Are there gender differences in choosing a surgical career?

Author information

  • 1Department of General Surgery, Rush Presbyterian-St. Luke's Medical Center, 1653 West Congress Parkway, Chicago, IL 60612, USA.



Interest in general surgery has declined among US medical students, with the increasing number of female medical students being cited as a causative factor. This study evaluates factors related to choosing a general surgery career and determines if they differ between men and women.


A survey assessing factors that contributed to career choice was distributed to a 2002 graduating medical school class to be returned with their match lists. Students were asked, from a given list, which factors influenced their career choice. Those students who did not pursue a career in general surgery were asked what factors contributed to that decision. The results were stratified by gender.


Of 120 surveys, 54 women and 48 men responded (response rate=85%). The reason most commonly cited for a particular career choice by both men and women was the intellectual challenge of the field, chosen by 41 men (85%) and 46 women (85%). The two next most common reasons cited by male students were an elective in the field and practice lifestyle (40 of 48 respondents, or 82%, for each). Practice lifestyle was a contributing factor for 37 of the 54 women, or 69% (P=.132). The other reasons most commonly cited by women were an elective and faculty in the chosen field (46 of 54, or 85%, and 38 of 54, or 70%). Thirty-seven of the 48 men, or 77% (P=.588), felt that faculty in the field contributed to their career choice.

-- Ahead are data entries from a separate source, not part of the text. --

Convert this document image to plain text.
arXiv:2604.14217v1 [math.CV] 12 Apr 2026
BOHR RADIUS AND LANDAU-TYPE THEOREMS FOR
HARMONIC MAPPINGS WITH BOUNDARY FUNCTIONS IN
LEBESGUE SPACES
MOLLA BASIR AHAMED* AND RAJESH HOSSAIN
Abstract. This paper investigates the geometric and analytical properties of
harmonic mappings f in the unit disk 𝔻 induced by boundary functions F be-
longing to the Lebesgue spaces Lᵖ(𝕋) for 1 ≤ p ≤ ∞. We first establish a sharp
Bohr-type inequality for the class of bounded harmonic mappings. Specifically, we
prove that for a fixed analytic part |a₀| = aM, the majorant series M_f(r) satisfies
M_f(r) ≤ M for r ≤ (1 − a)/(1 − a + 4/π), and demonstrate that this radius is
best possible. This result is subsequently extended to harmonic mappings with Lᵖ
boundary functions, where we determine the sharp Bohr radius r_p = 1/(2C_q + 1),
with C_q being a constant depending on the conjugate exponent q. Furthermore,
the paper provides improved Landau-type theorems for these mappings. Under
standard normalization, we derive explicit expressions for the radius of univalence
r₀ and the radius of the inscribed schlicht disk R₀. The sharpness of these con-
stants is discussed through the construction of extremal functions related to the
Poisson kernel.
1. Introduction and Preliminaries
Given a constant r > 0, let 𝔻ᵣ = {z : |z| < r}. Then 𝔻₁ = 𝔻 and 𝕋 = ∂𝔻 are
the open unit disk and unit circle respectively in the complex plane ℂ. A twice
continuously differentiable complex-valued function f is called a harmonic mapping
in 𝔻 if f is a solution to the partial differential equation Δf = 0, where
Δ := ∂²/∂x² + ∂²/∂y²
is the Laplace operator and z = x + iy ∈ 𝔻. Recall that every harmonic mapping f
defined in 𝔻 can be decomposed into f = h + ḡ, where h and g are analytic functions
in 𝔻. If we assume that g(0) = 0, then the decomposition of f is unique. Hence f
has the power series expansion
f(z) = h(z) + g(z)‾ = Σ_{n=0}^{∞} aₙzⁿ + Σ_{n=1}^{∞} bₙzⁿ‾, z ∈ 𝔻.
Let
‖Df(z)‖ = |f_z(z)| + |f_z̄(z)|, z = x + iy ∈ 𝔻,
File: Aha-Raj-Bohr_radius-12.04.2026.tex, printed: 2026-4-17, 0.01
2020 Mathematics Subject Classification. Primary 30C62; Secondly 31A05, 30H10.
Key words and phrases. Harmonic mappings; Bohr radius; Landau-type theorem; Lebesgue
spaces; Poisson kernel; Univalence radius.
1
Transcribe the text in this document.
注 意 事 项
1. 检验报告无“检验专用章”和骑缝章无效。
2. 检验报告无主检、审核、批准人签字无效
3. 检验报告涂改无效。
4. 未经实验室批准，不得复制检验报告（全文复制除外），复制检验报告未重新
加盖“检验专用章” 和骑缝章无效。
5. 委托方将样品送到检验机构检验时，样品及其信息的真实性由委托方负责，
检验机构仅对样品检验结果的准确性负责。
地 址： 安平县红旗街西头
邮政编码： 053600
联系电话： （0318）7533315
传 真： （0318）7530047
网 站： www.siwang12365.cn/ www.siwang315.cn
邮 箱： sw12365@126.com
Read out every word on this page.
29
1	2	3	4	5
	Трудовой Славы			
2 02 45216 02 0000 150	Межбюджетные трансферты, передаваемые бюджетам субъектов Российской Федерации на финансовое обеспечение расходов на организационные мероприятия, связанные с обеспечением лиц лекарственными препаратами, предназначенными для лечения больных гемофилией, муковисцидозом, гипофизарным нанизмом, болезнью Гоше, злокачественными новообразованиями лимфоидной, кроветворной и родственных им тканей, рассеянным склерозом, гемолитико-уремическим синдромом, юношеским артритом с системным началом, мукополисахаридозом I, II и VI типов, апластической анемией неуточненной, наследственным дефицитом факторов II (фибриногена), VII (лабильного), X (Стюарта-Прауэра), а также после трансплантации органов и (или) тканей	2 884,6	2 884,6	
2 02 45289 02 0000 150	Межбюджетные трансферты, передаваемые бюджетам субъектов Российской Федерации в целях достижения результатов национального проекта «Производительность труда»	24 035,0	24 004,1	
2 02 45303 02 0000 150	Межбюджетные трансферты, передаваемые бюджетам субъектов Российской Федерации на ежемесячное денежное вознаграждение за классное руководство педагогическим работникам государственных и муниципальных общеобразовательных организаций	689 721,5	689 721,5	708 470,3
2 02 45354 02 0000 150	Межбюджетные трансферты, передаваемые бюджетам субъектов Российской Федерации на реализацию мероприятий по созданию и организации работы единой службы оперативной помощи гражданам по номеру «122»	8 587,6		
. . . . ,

The most commonly cited reasons for not choosing general surgery--residency lifestyle, practice lifestyle, and length of training--were the same for both groups.


Fewer women than men considered practice lifestyle in choosing their medical career. However, both men and women considered lifestyle, elective in the field of choice, and faculty important in career choice. In 2002, men and women had the same reasons for pursuing a career in general surgery or seeking another specialty.